Middle school teacher Jose Vilson says that, as a teacher, he finds it difficult—if not pointless—to form an opinion about the Common Core State Standards without knowing what the assessment components will look like:
The assessment will decide whether the "cool" pieces will matter. Who cares if we have less standards [for] K-8 if students still get tested to death? Who cares if we have more coherent, fluid sequences for what students learn if 20-40 days out of the year get dedicated to interim and state tests for various subjects? Who cares if we as teachers have to think harder about the sorts of questions they ask of students if we constantly have to consider whether the material we teach has a high probability of ending up on the test?

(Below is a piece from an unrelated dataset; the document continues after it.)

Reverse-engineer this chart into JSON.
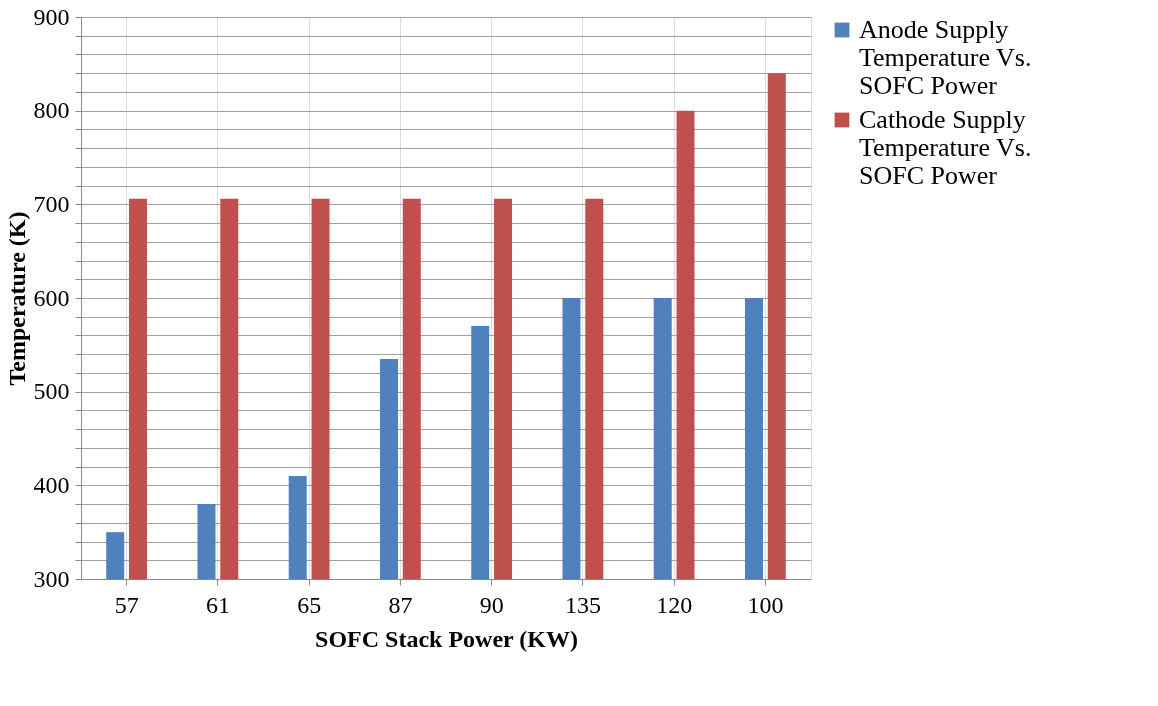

Pivoting off Vilson’s post, English teacher Renee Moore argues that educators should be given more time to assimilate and respond to the common standards before the assessments are even designed:
The rush by PARCC and SBAC to develop assessments before we have curriculum and instruction in place only increases teacher skepticism and cynicism about the Common Core State Standards. This short-circuits some of the most crucial discussions we could be having about the quality of teaching and learning in our schools. Instead, many teachers look wistfully at the potential good in the standards with one eye, while watching with the other for the proverbial shoe.
Still, both Vilson and Moore seem to be cautiously optimistic about the prospects for positive instuctional change—assuming (if I understand them correctly) the policy “noise” around the common standards doesn’t displace the practical needs of teachers and students.
A version of this news article first appeared in the Teaching Now blog.